Skip to main content
Overview The Extract Data node is used to extract structured data from the entire page or the current visible area. It is a general-purpose page data collection tool. Unlike Extract Data Item, it does not rely on Loop List and can be used independently. Gemini_Generated_Image_y72nxxy72nxxy72n.png Use Cases
  • Extracting all matching data from a full page at once (e.g., comment lists, article lists, product info).
  • Extracting a set of fields from a detail page (e.g., multiple specification fields on a product detail page).
  • Accumulating data from multiple pages when combined with Pagination inside a Loop.
Core Capabilities
  • Supports two extraction scopes: Full Page or Visible Area.
  • Uses natural language to describe fields and positions to extract.
  • Supports filtering conditions (filter by time, quantity, attributes, etc.).
  • Can output formats like JSON, CSV, XML, Markdown (via Output Data node).
Configuration Steps
  1. Add an Extract Data node.
  2. Select extraction scope:
    • Full Page: Collect data from the entire page.
    • Visible Area: Collect data only from the current viewport.
  3. Clearly specify content to extract in the field description.

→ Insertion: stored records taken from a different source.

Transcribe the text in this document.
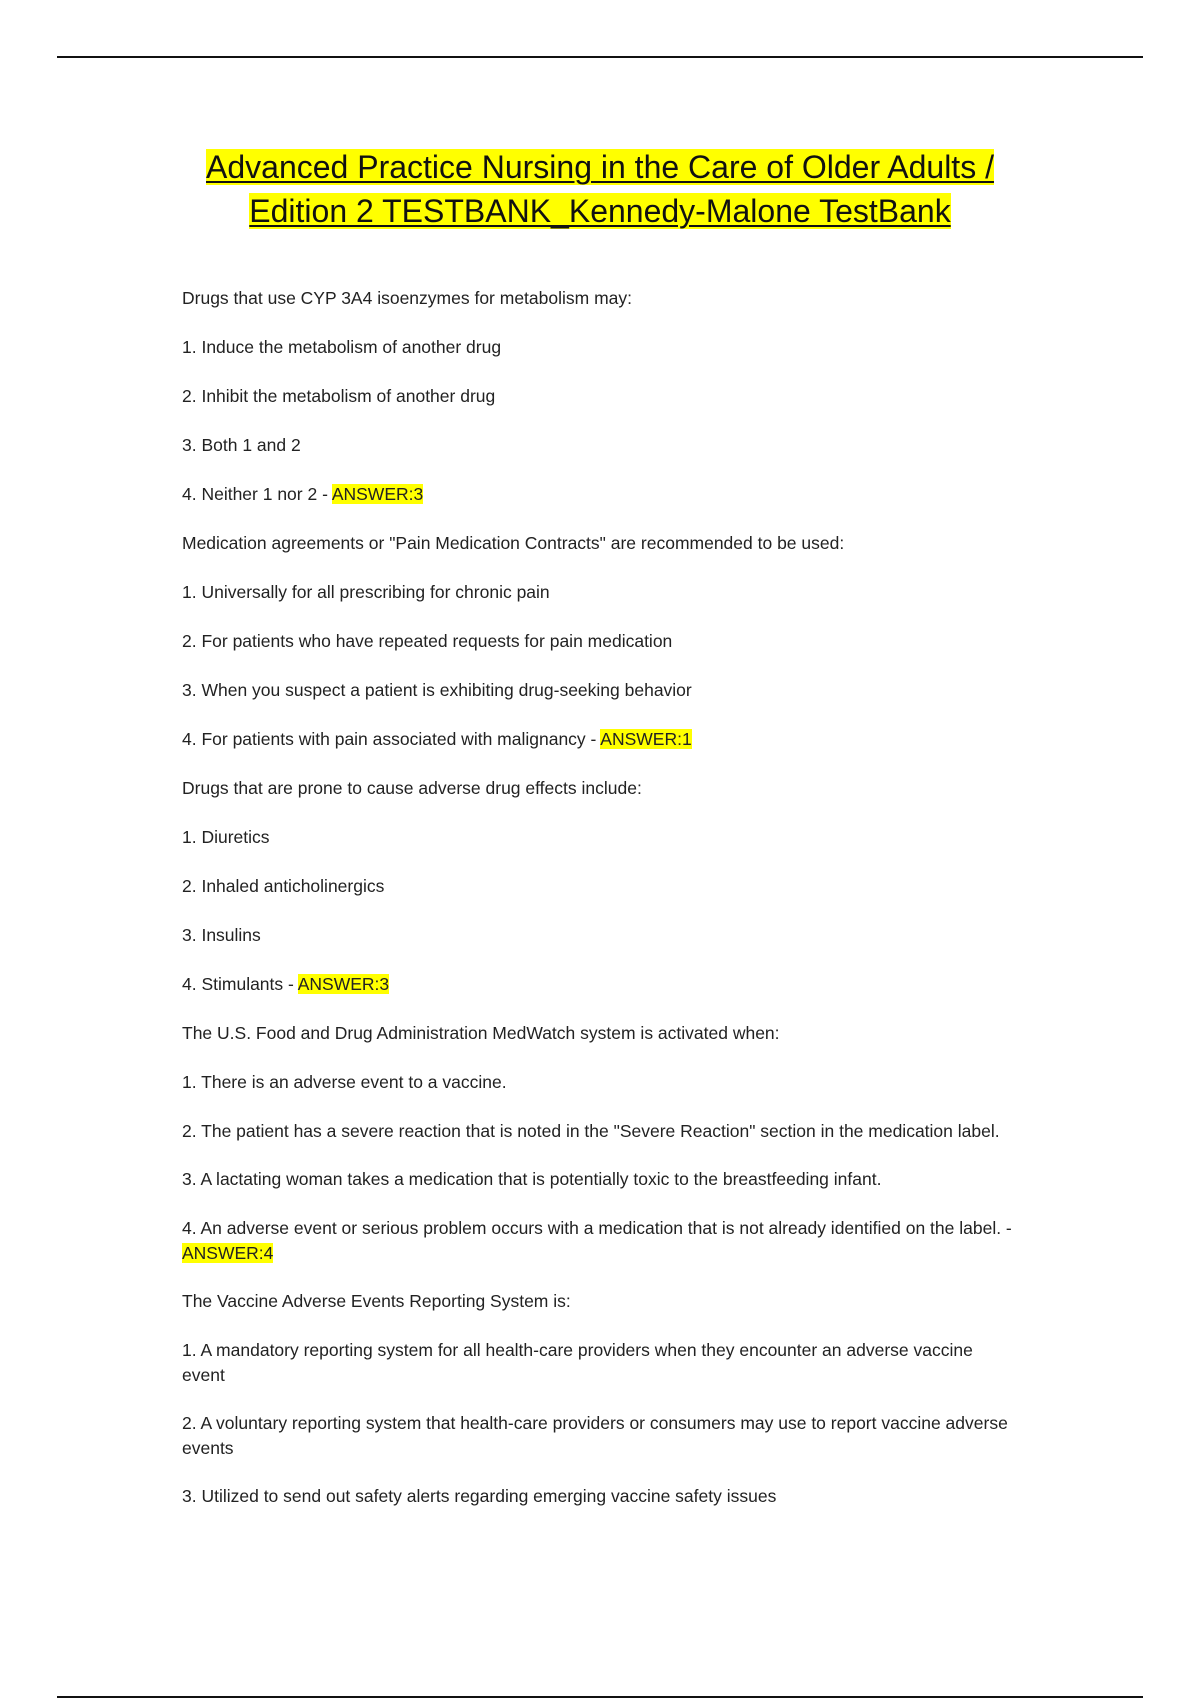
Advanced Practice Nursing in the Care of Older Adults /
Edition 2 TESTBANK_Kennedy-Malone TestBank

Drugs that use CYP 3A4 isoenzymes for metabolism may:

1. Induce the metabolism of another drug

2. Inhibit the metabolism of another drug

3. Both 1 and 2

4. Neither 1 nor 2 - ANSWER:3

Medication agreements or "Pain Medication Contracts" are recommended to be used:

1. Universally for all prescribing for chronic pain

2. For patients who have repeated requests for pain medication

3. When you suspect a patient is exhibiting drug-seeking behavior

4. For patients with pain associated with malignancy - ANSWER:1

Drugs that are prone to cause adverse drug effects include:

1. Diuretics

2. Inhaled anticholinergics

3. Insulins

4. Stimulants - ANSWER:3

The U.S. Food and Drug Administration MedWatch system is activated when:

1. There is an adverse event to a vaccine.

2. The patient has a severe reaction that is noted in the "Severe Reaction" section in the medication label.

3. A lactating woman takes a medication that is potentially toxic to the breastfeeding infant.

4. An adverse event or serious problem occurs with a medication that is not already identified on the label. - ANSWER:4

The Vaccine Adverse Events Reporting System is:

1. A mandatory reporting system for all health-care providers when they encounter an adverse vaccine event

2. A voluntary reporting system that health-care providers or consumers may use to report vaccine adverse events

3. Utilized to send out safety alerts regarding emerging vaccine safety issues
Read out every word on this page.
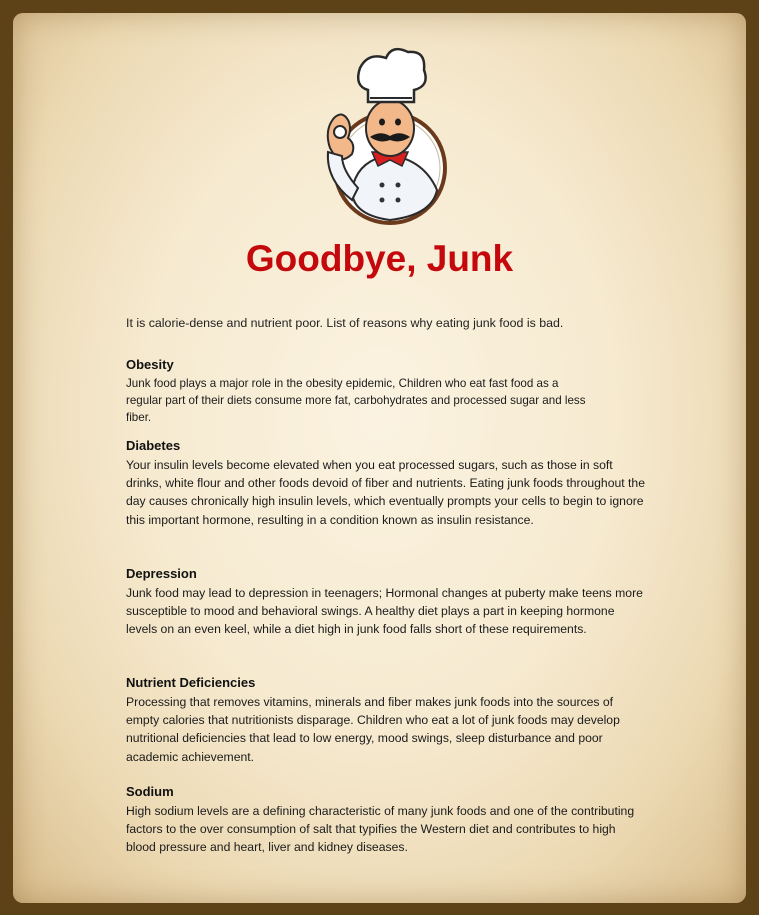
Goodbye, Junk

It is calorie-dense and nutrient poor. List of reasons why eating junk food is bad.

Obesity

Junk food plays a major role in the obesity epidemic, Children who eat fast food as a regular part of their diets consume more fat, carbohydrates and processed sugar and less fiber.

Diabetes

Your insulin levels become elevated when you eat processed sugars, such as those in soft drinks, white flour and other foods devoid of fiber and nutrients. Eating junk foods throughout the day causes chronically high insulin levels, which eventually prompts your cells to begin to ignore this important hormone, resulting in a condition known as insulin resistance.

Depression

Junk food may lead to depression in teenagers; Hormonal changes at puberty make teens more susceptible to mood and behavioral swings. A healthy diet plays a part in keeping hormone levels on an even keel, while a diet high in junk food falls short of these requirements.

Nutrient Deficiencies

Processing that removes vitamins, minerals and fiber makes junk foods into the sources of empty calories that nutritionists disparage. Children who eat a lot of junk foods may develop nutritional deficiencies that lead to low energy, mood swings, sleep disturbance and poor academic achievement.

Sodium

High sodium levels are a defining characteristic of many junk foods and one of the contributing factors to the over consumption of salt that typifies the Western diet and contributes to high blood pressure and heart, liver and kidney diseases.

For example:
    • “Extract from product detail page: Product Name, Current Price, Original Price, Stock Status, Rating, Review Count, Seller Name, Shipping Info.”
  4. (Optional) Configure filtering criteria, for example:
    • “Only keep reviews from the last 30 days.”
    • “Only extract products with a price greater than 100.”
  5. For cross-page extraction, place Extract Data inside a Loop or combine with Pagination.
PixPin_2025-12-04_14-18-10.png Recommendations
  • For scenarios with complex page structures, consider using multiple Extract Data nodes to process different areas separately.
  • Each Extract Data node executes extraction only once. For multi-page extraction, combine with Loop + Pagination.
  • Consider adding a Wait node before extraction to ensure dynamic content has loaded.
  • Field descriptions should be detailed, including field names and meanings, to facilitate subsequent use and maintenance.